Assurance vie : La MACSF a des problèmes de riches

La majorité des assureurs vie est prompte à se lamenter de la dureté de la vie, vue à travers le prisme de la faiblesse persistante des taux d’intérêts, rien de cela au groupe MACSF. Au cours d’une réunion destinée à la presse et consacrée à l’actualité des marchés financiers et à la transmission du patrimoine, les directeurs financiers du groupe se sont en effet voulus très rassurants.

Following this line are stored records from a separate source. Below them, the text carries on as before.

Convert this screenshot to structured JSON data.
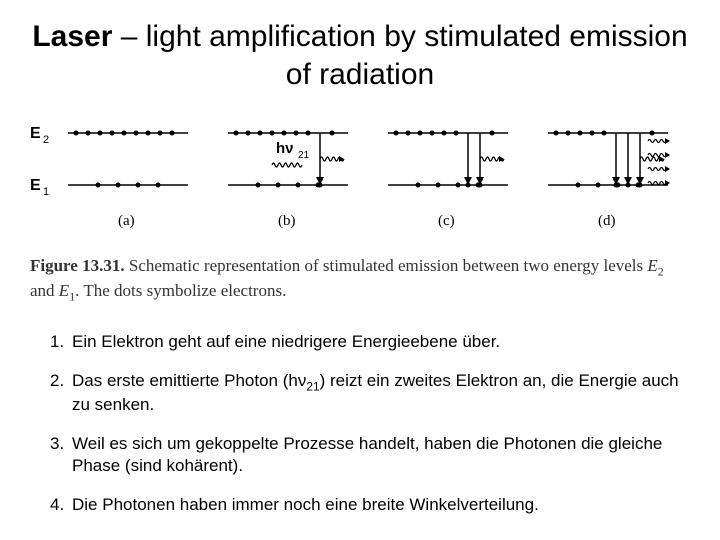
{
  "title": {
    "bold": "Laser",
    "rest": " – light amplification by stimulated emission of radiation"
  },
  "figure": {
    "labels": {
      "E2": "E",
      "E2sub": "2",
      "E1": "E",
      "E1sub": "1"
    },
    "panel_labels": [
      "(a)",
      "(b)",
      "(c)",
      "(d)"
    ],
    "photon_label": "hν",
    "photon_sub": "21",
    "colors": {
      "stroke": "#000000",
      "dot": "#000000",
      "bg": "#ffffff"
    },
    "panels": [
      {
        "top_dots": [
          8,
          20,
          32,
          44,
          56,
          68,
          80,
          92,
          104
        ],
        "bottom_dots": [
          30,
          50,
          70,
          90
        ]
      },
      {
        "top_dots": [
          8,
          20,
          32,
          44,
          56,
          68,
          80,
          104
        ],
        "bottom_dots": [
          30,
          50,
          70,
          90,
          92
        ]
      },
      {
        "top_dots": [
          8,
          20,
          32,
          44,
          56,
          68,
          104
        ],
        "bottom_dots": [
          30,
          50,
          70,
          80,
          90,
          92
        ]
      },
      {
        "top_dots": [
          8,
          20,
          32,
          44,
          56,
          104
        ],
        "bottom_dots": [
          30,
          50,
          68,
          70,
          80,
          90,
          92
        ]
      }
    ]
  },
  "caption": {
    "figlabel": "Figure 13.31.",
    "text1": " Schematic representation of stimulated emission between two energy levels ",
    "e2": "E",
    "e2sub": "2",
    "and": " and ",
    "e1": "E",
    "e1sub": "1",
    "text2": ". The dots symbolize electrons."
  },
  "points": [
    {
      "num": "1.",
      "text": "Ein Elektron geht auf eine niedrigere Energieebene über."
    },
    {
      "num": "2.",
      "text_a": "Das erste emittierte Photon (h",
      "nu": "ν",
      "sub": "21",
      "text_b": ") reizt ein zweites Elektron an, die Energie auch zu senken."
    },
    {
      "num": "3.",
      "text": "Weil es sich um gekoppelte Prozesse handelt, haben die Photonen die gleiche Phase (sind kohärent)."
    },
    {
      "num": "4.",
      "text": "Die Photonen haben immer noch eine breite Winkelverteilung."
    }
  ]
}
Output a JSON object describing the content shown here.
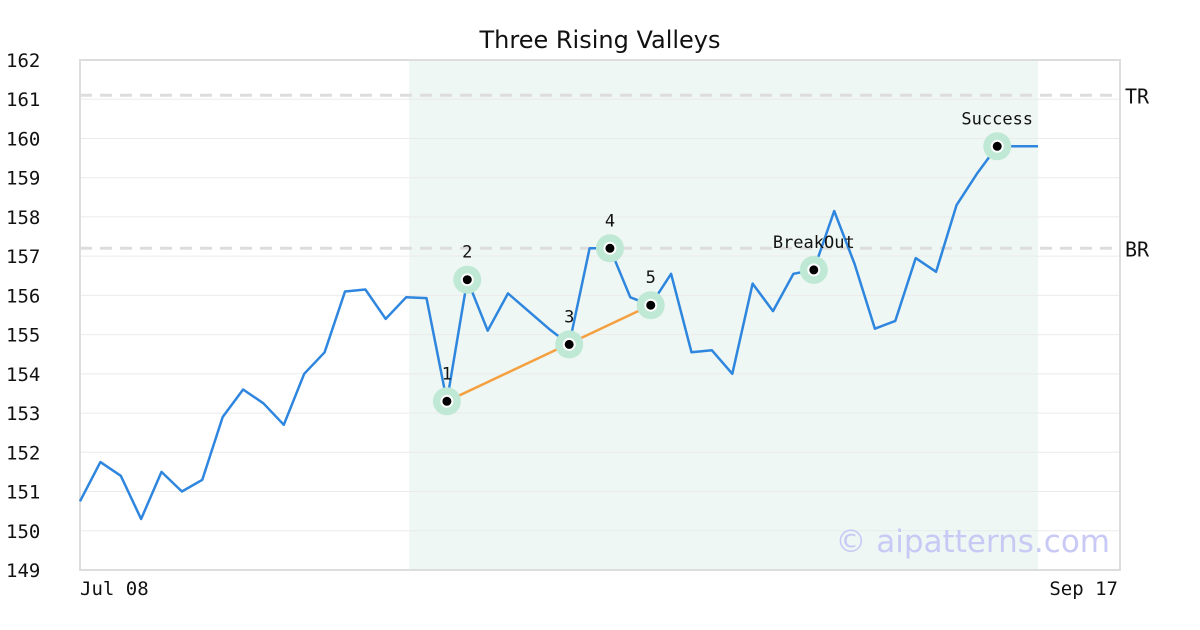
{
  "chart_data": {
    "type": "line",
    "title": "Three Rising Valleys",
    "xlabel": "",
    "ylabel": "",
    "ylim": [
      149,
      162
    ],
    "y_ticks": [
      149,
      150,
      151,
      152,
      153,
      154,
      155,
      156,
      157,
      158,
      159,
      160,
      161,
      162
    ],
    "x_tick_labels": {
      "start": "Jul 08",
      "end": "Sep 17"
    },
    "grid": "horizontal",
    "series": [
      {
        "values": [
          150.75,
          151.75,
          151.4,
          150.3,
          151.5,
          151.0,
          151.3,
          152.9,
          153.6,
          153.25,
          152.7,
          154.0,
          154.55,
          156.1,
          156.15,
          155.4,
          155.95,
          155.93,
          153.3,
          156.4,
          155.1,
          156.05,
          155.6,
          155.15,
          154.75,
          157.2,
          157.2,
          155.95,
          155.75,
          156.55,
          154.55,
          154.6,
          154.0,
          156.3,
          155.6,
          156.55,
          156.65,
          158.15,
          156.8,
          155.15,
          155.35,
          156.95,
          156.6,
          158.3,
          159.1,
          159.8,
          159.8,
          159.8
        ]
      }
    ],
    "highlight_range": {
      "start_index": 16,
      "end_index": 47
    },
    "trendline": {
      "from_index": 18,
      "to_index": 28
    },
    "reference_lines": [
      {
        "label": "TR",
        "y": 161.1
      },
      {
        "label": "BR",
        "y": 157.2
      }
    ],
    "markers": [
      {
        "label": "1",
        "index": 18,
        "y": 153.3
      },
      {
        "label": "2",
        "index": 19,
        "y": 156.4
      },
      {
        "label": "3",
        "index": 24,
        "y": 154.75
      },
      {
        "label": "4",
        "index": 26,
        "y": 157.2
      },
      {
        "label": "5",
        "index": 28,
        "y": 155.75
      },
      {
        "label": "BreakOut",
        "index": 36,
        "y": 156.65
      },
      {
        "label": "Success",
        "index": 45,
        "y": 159.8
      }
    ],
    "watermark": "© aipatterns.com",
    "colors": {
      "line": "#2e86de",
      "trendline": "#f4a040",
      "highlight": "#eef7f3",
      "marker_halo": "#bfe8d5",
      "reference": "#dddddd",
      "grid": "#ebebeb",
      "watermark": "#c9c9f5"
    }
  }
}
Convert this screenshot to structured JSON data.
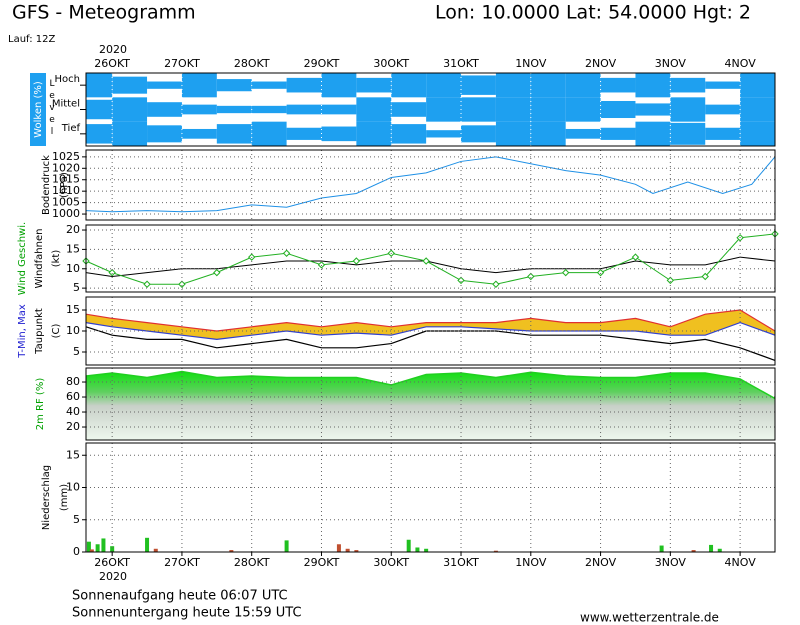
{
  "header": {
    "title": "GFS - Meteogramm",
    "location": "Lon: 10.0000 Lat: 54.0000 Hgt: 2",
    "run": "Lauf: 12Z"
  },
  "footer": {
    "sunrise": "Sonnenaufgang heute 06:07 UTC",
    "sunset": "Sonnenuntergang heute 15:59 UTC",
    "source": "www.wetterzentrale.de"
  },
  "chart_data": [
    {
      "type": "clouds",
      "ylabel": "Wolken (%)",
      "level_label": "Level",
      "year": "2020",
      "xlim": [
        -9,
        228
      ],
      "xticks": [
        {
          "value": 0,
          "label": "26OKT"
        },
        {
          "value": 24,
          "label": "27OKT"
        },
        {
          "value": 48,
          "label": "28OKT"
        },
        {
          "value": 72,
          "label": "29OKT"
        },
        {
          "value": 96,
          "label": "30OKT"
        },
        {
          "value": 120,
          "label": "31OKT"
        },
        {
          "value": 144,
          "label": "1NOV"
        },
        {
          "value": 168,
          "label": "2NOV"
        },
        {
          "value": 192,
          "label": "3NOV"
        },
        {
          "value": 216,
          "label": "4NOV"
        }
      ],
      "x": [
        -6,
        6,
        18,
        30,
        42,
        54,
        66,
        78,
        90,
        102,
        114,
        126,
        138,
        150,
        162,
        174,
        186,
        198,
        210,
        222
      ],
      "series": [
        {
          "name": "Hoch",
          "color": "#1ea0f0",
          "values": [
            100,
            70,
            30,
            100,
            50,
            30,
            60,
            100,
            60,
            100,
            100,
            80,
            100,
            100,
            100,
            60,
            100,
            60,
            30,
            100
          ]
        },
        {
          "name": "Mittel",
          "color": "#1ea0f0",
          "values": [
            80,
            100,
            60,
            40,
            30,
            30,
            40,
            40,
            100,
            60,
            100,
            100,
            100,
            100,
            100,
            70,
            50,
            100,
            40,
            100
          ]
        },
        {
          "name": "Tief",
          "color": "#1ea0f0",
          "values": [
            80,
            100,
            70,
            40,
            80,
            100,
            50,
            60,
            100,
            80,
            30,
            70,
            100,
            100,
            40,
            50,
            100,
            90,
            50,
            100
          ]
        }
      ]
    },
    {
      "type": "line",
      "ylabels": [
        "Bodendruck",
        "(hPa)"
      ],
      "ylim": [
        997.4,
        1028
      ],
      "yticks": [
        1000,
        1005,
        1010,
        1015,
        1020,
        1025
      ],
      "series": [
        {
          "color": "#1e90e6",
          "x": [
            -9,
            0,
            12,
            24,
            36,
            48,
            60,
            72,
            84,
            96,
            108,
            120,
            132,
            144,
            156,
            168,
            180,
            186,
            198,
            210,
            220,
            228
          ],
          "values": [
            1001.5,
            1001,
            1001.5,
            1001,
            1001.5,
            1004,
            1003,
            1007,
            1009,
            1016,
            1018,
            1023,
            1025,
            1022,
            1019,
            1017,
            1013,
            1009,
            1014,
            1009,
            1013,
            1025
          ]
        }
      ]
    },
    {
      "type": "line",
      "ylabels": [
        "Wind Geschwi.",
        "Windfahnen",
        "(kt)"
      ],
      "ylabel_colors": [
        "#00a000",
        "#000000",
        "#000000"
      ],
      "ylim": [
        4,
        21.3
      ],
      "yticks": [
        5,
        10,
        15,
        20
      ],
      "series": [
        {
          "color": "#000000",
          "x": [
            -9,
            0,
            12,
            24,
            36,
            48,
            60,
            72,
            84,
            96,
            108,
            120,
            132,
            144,
            156,
            168,
            180,
            192,
            204,
            216,
            228
          ],
          "values": [
            9,
            8,
            9,
            10,
            10,
            11,
            12,
            12,
            11,
            12,
            12,
            10,
            9,
            10,
            10,
            10,
            12,
            11,
            11,
            13,
            12
          ]
        },
        {
          "color": "#22b022",
          "marker": "diamond",
          "x": [
            -9,
            0,
            12,
            24,
            36,
            48,
            60,
            72,
            84,
            96,
            108,
            120,
            132,
            144,
            156,
            168,
            180,
            192,
            204,
            216,
            228
          ],
          "values": [
            12,
            9,
            6,
            6,
            9,
            13,
            14,
            11,
            12,
            14,
            12,
            7,
            6,
            8,
            9,
            9,
            13,
            7,
            8,
            18,
            19
          ]
        }
      ]
    },
    {
      "type": "band",
      "ylabels": [
        "T-Min, Max",
        "Taupunkt",
        "(C)"
      ],
      "ylabel_colors": [
        "#2020d0",
        "#000000",
        "#000000"
      ],
      "ylim": [
        1.9,
        18.1
      ],
      "yticks": [
        5,
        10,
        15
      ],
      "band_color": "#f0c020",
      "x": [
        -9,
        0,
        12,
        24,
        36,
        48,
        60,
        72,
        84,
        96,
        108,
        120,
        132,
        144,
        156,
        168,
        180,
        192,
        204,
        216,
        228
      ],
      "series": [
        {
          "color": "#e03030",
          "values": [
            14,
            13,
            12,
            11,
            10,
            11,
            12,
            11,
            12,
            11,
            12,
            12,
            12,
            13,
            12,
            12,
            13,
            11,
            14,
            15,
            10
          ]
        },
        {
          "color": "#3040d0",
          "values": [
            12,
            11,
            10,
            9,
            8,
            9,
            10,
            9,
            9.5,
            9,
            11,
            11,
            10.5,
            10,
            10,
            10,
            10,
            9,
            9,
            12,
            9
          ]
        },
        {
          "color": "#000000",
          "values": [
            11,
            9,
            8,
            8,
            6,
            7,
            8,
            6,
            6,
            7,
            10,
            10,
            10,
            9,
            9,
            9,
            8,
            7,
            8,
            6,
            3
          ]
        }
      ]
    },
    {
      "type": "area",
      "ylabels": [
        "2m RF (%)"
      ],
      "ylabel_colors": [
        "#00a000"
      ],
      "ylim": [
        2.7,
        98.7
      ],
      "yticks": [
        20,
        40,
        60,
        80
      ],
      "color": "#20d020",
      "x": [
        -9,
        0,
        12,
        24,
        36,
        48,
        60,
        72,
        84,
        96,
        108,
        120,
        132,
        144,
        156,
        168,
        180,
        192,
        204,
        216,
        228
      ],
      "values": [
        88,
        92,
        86,
        94,
        86,
        88,
        86,
        86,
        86,
        76,
        90,
        92,
        86,
        93,
        88,
        86,
        86,
        92,
        92,
        84,
        58
      ]
    },
    {
      "type": "bar",
      "ylabels": [
        "Niederschlag",
        "(mm)"
      ],
      "year": "2020",
      "ylim": [
        0,
        16.9
      ],
      "yticks": [
        0,
        5,
        10,
        15
      ],
      "series": [
        {
          "color": "#20c020",
          "x": [
            -8,
            -5,
            -3,
            0,
            12,
            60,
            102,
            105,
            108,
            189,
            206,
            209
          ],
          "values": [
            1.6,
            1.2,
            2.1,
            0.9,
            2.2,
            1.8,
            1.9,
            0.7,
            0.5,
            1.0,
            1.1,
            0.5
          ]
        },
        {
          "color": "#c05030",
          "x": [
            -7,
            15,
            41,
            78,
            81,
            84,
            132,
            200
          ],
          "values": [
            0.4,
            0.5,
            0.3,
            1.2,
            0.5,
            0.3,
            0.2,
            0.3
          ]
        }
      ]
    }
  ]
}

Selon Eric Dubos, directeur de la gestion financière du groupe, si la croissance mondiale restera encore très faible en 2016, comme le prévoit le FMI,« pas de ‘hard landing’ » en vue, mais plutôt une transition ». Que ce soit en Chine, où la croissance va forcément continuer à ralentir, ou aux Etats-Unis où la performance du taux d’emploi record doit être nuancée par le faible niveau de rémunération de ces mêmes emplois, rien de très enthousiasmant, mais rien de catastrophique non plus.

« 70% des économistes pensent que les taux vont remonter avant la fin de l’année », a indiqué Eric Dubos, qui se rallie à cette majorité, et pense donc qu’il n’y a plus que quelques semaines à attendre. « Tout le monde pense que la Réserve Fédérale américaine va tout faire pour maintenir les taux longs à un niveau bas », ajoute Eric Dubos. Cette attitude de la Fed permettrait ainsi d’écarter le scénario catastrophe de la remontée brutale des taux, cauchemar de tout assureur qui se respecte.

Roger Caniard, directeur financier du groupe MACSF, a poursuivi le propos en détaillant les quelques inflexions apportées à la gestion financière du fonds en euros de la MACSF. « C’est sans doute vrai que les actions rapportent plus à long terme, mais il faut réaliser des plus-values », a-t-il indiqué en introduction. « Nous n’avons pas de convictions très fortes, et nous sommes très opportunistes. Nous avons donc beaucoup acheté en août », a-t-il poursuivi. Pour mémoire, les marchés d’actions ont enregistré à aux environs de la mi août un violent décrochage, perdant jusqu’à jusqu’à 8 % dans la seule journée du 24 août.

L’appétence de la MACSF pour les actions reste toutefois tempérée : à fin octobre 2015, 9,6% des actifs du fonds en euros de la MACSF sont investis en actions cotées, non cotées et private equity, contre 68,40% en obligations et 7,30% en obligations convertibles. La MACSF, qui se targue d’un taux de rendement en baisse, mais supérieur de 60 points de base (0,6%) à celui du marché n’entend donc pas révolutionner son approche de la gestion financière.

Et ce n’est pas l’entrée en vigueur de la réforme Solvabilité 2 qui va pousser les financiers du groupe à changer quelque chose. « Nous avons beaucoup de fonds propres », explique Eric Dubos, qui explique que la marge de solvabilité du groupe « supérieure à 200% » sous Solvabilité 1 passe en dessous de seuil sous Solvabilité 2, mais reste selon lui encore largement assez confortable pour qu’aucune contrainte ne soit répercutée à la gestion financière.

La MACSF est riche, et n’a donc pas de problème sur le métier de l’assurance vie. Seul Sami Berial, responsable de l’ingénierie patrimoniale à la MACSF a parlé des problèmes de l’assurance vie à la MACSF. Selon lui, nombre des sociétaires du groupe sont aisés, et certains sont mêmes vraiment riches. Seul problème, alors que Luc Arrondel, chercheur au CNRS, montre tout le bénéfice que les donations et transmission peuvent apporter aux générations qui en bénéficient, la MACSF ne voit pas ses sociétaires suivre le mouvement… et utiliser l’assurance vie de la MACSF, vecteur de transmission. « Il nous faut réussir à convaincre nos clients qu’ils peuvent transmettre sans risquer de manquer pour eux-mêmes », souligne Sami Berial.

Pour convaincre ses fortunés sociétaires du bien fondé de la démarche, et leur montrer que leur patrimoine et suffisant pour transmettre à leurs descendants tout en gardant de quoi financer une hypothétique longue période de dépendance, la MACSF va éditer un guide sur la donation et le transmettre à ses sociétaires proches de la retraite.